2. subséquemment, dans l'arrêt Zarzour c. Sa Majesté la Reine (le 18 décembre 2000), A-399-99, [2000] A.C.F. no 2070 (QL), la Cour d'appel fédérale, sous la plume du juge Létourneau, indique, aux paragraphes 48 et 49, qu'il faut, en la matière, prendre une approche utilitaire et privilégier la procédure susceptible d'éliminer ou de réparer le préjudice découlant de la décision administrative rendue :
[48] Il faut en la matière, je crois, prendre une approche utilitaire et privilégier la procédure qui permet d'éliminer ou de réparer le préjudice découlant de la décision rendue. . . .
[49] C'est, à bon droit, cette approche pragmatique que le Protonotaire Hargrave a adoptée dans l'affaire Shaw c. Canada (1997), 134 F.T.R. 128. Au paragraphe 23 de sa décision, il écrit :
[23] I do not see that a plaintiff must, in all circumstances, first bring an application for judicial review and only then, if successful, bring an action for damages. All the more so when a declaration would serve no current purpose. Further, this is not a situation in which the procedures the plaintiff employs are alternatives leading to one end: the remedies are very different. Finally, where there are several approaches or procedures a court should impose the least intrusive remedy capable of providing a cure. In summary, I can see no utility in forcing the plaintiff to try to obtain declaratory relief, concerning something that happened over a year ago, in order to then begin a second piece of litigation by which to claim damages.

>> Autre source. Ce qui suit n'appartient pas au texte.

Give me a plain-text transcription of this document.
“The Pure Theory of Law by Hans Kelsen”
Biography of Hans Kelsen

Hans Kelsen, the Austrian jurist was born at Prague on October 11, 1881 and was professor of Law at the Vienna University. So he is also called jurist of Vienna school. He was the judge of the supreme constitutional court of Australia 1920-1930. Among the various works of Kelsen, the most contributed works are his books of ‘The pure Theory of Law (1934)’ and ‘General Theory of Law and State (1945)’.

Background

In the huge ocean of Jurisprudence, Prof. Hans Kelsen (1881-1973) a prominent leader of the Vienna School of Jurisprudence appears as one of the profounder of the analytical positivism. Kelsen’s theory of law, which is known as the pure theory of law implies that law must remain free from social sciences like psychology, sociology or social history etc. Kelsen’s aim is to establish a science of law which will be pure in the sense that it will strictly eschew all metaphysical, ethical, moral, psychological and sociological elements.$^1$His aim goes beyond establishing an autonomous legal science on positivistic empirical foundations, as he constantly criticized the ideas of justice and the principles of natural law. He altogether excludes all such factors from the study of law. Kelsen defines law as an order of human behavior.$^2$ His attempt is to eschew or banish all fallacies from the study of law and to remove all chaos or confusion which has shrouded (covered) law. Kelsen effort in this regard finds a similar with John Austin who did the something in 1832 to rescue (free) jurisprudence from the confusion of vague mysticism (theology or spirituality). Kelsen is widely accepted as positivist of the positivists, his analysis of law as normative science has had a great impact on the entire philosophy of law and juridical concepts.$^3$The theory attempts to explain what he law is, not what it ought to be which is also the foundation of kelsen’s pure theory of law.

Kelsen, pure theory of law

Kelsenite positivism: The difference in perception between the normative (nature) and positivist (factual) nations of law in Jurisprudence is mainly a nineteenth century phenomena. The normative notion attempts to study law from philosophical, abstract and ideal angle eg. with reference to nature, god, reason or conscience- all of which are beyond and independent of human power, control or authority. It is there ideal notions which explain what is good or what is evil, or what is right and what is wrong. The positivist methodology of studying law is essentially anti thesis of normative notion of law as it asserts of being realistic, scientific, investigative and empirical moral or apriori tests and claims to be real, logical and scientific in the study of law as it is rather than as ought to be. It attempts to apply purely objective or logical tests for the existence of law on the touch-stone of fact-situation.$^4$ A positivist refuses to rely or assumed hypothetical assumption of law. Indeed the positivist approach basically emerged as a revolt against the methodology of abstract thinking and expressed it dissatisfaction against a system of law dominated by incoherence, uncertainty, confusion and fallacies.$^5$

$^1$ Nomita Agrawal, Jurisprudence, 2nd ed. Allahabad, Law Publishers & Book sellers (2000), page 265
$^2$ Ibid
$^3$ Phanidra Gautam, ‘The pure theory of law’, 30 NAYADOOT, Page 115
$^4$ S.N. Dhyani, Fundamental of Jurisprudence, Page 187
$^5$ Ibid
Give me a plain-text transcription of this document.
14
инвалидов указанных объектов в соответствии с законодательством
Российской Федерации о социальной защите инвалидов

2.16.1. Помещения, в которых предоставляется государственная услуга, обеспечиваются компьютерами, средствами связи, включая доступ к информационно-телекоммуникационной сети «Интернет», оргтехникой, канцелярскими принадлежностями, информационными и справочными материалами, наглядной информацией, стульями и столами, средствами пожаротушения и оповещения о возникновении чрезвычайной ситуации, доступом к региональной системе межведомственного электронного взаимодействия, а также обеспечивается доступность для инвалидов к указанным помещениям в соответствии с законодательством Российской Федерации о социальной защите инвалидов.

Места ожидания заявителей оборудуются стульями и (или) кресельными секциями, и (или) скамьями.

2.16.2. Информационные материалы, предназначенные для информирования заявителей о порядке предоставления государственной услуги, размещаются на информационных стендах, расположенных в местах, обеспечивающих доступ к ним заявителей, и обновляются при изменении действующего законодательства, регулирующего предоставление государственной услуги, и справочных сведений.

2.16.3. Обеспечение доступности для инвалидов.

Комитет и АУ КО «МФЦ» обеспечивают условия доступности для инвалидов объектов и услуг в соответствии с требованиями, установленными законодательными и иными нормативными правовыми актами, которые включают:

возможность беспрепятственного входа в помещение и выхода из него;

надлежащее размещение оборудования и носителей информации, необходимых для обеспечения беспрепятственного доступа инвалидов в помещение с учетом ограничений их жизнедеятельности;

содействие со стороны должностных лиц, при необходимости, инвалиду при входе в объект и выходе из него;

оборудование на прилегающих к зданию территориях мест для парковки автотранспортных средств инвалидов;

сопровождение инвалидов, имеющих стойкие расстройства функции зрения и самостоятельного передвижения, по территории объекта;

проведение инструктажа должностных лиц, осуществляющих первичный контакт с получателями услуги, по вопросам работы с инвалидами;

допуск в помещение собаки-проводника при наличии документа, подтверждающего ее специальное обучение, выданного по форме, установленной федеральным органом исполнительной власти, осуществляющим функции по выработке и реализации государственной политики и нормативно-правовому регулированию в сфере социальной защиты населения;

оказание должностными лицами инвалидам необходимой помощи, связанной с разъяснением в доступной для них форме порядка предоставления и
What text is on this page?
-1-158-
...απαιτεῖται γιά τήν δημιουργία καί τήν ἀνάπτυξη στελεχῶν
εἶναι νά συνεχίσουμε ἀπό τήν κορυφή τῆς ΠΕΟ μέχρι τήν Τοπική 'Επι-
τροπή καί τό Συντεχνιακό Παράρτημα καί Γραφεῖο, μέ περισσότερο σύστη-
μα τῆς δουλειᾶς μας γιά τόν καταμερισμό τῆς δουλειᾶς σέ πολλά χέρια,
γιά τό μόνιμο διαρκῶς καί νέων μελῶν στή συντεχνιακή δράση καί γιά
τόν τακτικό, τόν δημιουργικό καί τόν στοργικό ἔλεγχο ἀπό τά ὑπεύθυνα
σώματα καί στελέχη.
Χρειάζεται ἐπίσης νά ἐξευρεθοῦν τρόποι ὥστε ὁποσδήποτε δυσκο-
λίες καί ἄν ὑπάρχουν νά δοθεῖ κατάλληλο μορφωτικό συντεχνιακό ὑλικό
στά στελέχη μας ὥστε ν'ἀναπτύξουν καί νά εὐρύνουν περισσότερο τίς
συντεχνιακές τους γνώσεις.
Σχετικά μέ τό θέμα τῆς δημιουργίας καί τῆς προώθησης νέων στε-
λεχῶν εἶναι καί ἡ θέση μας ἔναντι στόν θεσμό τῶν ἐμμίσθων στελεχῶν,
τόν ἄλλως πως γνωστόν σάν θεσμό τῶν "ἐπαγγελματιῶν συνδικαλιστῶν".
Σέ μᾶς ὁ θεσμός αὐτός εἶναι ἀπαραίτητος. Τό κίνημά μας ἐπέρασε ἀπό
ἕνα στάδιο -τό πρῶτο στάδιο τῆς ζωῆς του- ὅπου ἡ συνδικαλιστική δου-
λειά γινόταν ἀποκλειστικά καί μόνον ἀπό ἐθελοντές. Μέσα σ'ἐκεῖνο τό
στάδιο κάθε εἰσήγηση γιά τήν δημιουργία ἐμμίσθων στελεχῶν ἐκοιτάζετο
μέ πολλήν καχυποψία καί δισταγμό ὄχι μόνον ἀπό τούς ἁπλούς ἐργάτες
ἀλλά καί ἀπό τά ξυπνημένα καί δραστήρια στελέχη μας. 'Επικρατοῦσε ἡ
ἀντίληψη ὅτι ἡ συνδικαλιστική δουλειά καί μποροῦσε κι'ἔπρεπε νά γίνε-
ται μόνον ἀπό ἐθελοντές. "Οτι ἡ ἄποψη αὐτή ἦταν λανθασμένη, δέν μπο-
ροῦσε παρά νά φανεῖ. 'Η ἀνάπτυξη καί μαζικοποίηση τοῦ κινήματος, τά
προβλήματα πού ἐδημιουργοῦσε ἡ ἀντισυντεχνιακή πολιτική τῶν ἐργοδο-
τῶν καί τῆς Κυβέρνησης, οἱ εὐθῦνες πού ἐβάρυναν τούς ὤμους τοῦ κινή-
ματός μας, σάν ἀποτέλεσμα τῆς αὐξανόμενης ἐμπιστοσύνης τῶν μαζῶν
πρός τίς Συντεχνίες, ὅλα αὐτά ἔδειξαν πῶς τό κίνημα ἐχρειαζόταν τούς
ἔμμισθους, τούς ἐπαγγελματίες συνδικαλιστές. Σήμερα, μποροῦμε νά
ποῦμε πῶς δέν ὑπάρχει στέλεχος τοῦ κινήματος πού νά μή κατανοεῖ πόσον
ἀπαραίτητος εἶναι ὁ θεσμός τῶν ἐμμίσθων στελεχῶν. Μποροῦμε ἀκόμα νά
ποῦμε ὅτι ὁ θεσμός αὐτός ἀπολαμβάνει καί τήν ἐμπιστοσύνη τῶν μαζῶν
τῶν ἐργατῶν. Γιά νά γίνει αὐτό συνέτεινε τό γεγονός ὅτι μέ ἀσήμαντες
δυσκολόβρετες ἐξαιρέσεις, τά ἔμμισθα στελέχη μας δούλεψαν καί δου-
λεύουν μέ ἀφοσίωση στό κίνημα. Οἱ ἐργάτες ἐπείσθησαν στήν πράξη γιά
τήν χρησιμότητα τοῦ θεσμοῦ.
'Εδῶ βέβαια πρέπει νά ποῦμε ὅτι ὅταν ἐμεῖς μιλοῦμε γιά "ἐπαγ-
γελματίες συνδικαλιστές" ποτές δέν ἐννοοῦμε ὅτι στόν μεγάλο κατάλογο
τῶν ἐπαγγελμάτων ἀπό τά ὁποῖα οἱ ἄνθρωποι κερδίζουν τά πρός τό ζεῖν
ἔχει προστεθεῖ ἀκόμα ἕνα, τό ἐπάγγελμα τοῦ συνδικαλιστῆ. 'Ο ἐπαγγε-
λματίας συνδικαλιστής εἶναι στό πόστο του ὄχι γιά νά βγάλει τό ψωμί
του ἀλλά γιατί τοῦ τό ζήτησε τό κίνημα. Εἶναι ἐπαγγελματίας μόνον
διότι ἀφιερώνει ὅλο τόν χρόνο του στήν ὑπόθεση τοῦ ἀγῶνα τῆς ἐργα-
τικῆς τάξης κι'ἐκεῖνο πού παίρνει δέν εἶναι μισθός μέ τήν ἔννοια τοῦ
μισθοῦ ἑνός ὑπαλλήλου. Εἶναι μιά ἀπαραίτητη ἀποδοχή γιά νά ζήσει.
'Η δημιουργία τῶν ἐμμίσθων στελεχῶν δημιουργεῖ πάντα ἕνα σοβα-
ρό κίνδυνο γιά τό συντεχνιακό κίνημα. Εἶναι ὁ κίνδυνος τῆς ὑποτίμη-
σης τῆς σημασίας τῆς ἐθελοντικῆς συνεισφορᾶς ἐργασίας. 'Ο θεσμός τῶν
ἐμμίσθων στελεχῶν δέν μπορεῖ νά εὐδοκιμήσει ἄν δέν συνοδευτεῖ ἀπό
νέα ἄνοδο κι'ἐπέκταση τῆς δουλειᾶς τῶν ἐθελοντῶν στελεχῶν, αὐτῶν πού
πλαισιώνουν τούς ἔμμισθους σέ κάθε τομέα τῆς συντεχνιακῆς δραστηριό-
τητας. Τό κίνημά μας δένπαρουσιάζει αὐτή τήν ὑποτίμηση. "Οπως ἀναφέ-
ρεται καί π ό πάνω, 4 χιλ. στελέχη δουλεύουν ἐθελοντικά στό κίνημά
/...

Malheureusement, il n'existe pas de formule magique applicable aux situations où une multiplicité de recours existe. Chaque cas en est un d'espèce et doit être évalué à son mérite pour déterminer la procédure appropriée.
[5] En l'espèce, donc, compte tenu des allégations de la Déclaration et du contenu des affidavits déposés en preuve, je considère que l'affaire doit aller au procès pour une détermination juste et complète des droits des parties en cause, et ce, tant sur la procédure que sur le fond.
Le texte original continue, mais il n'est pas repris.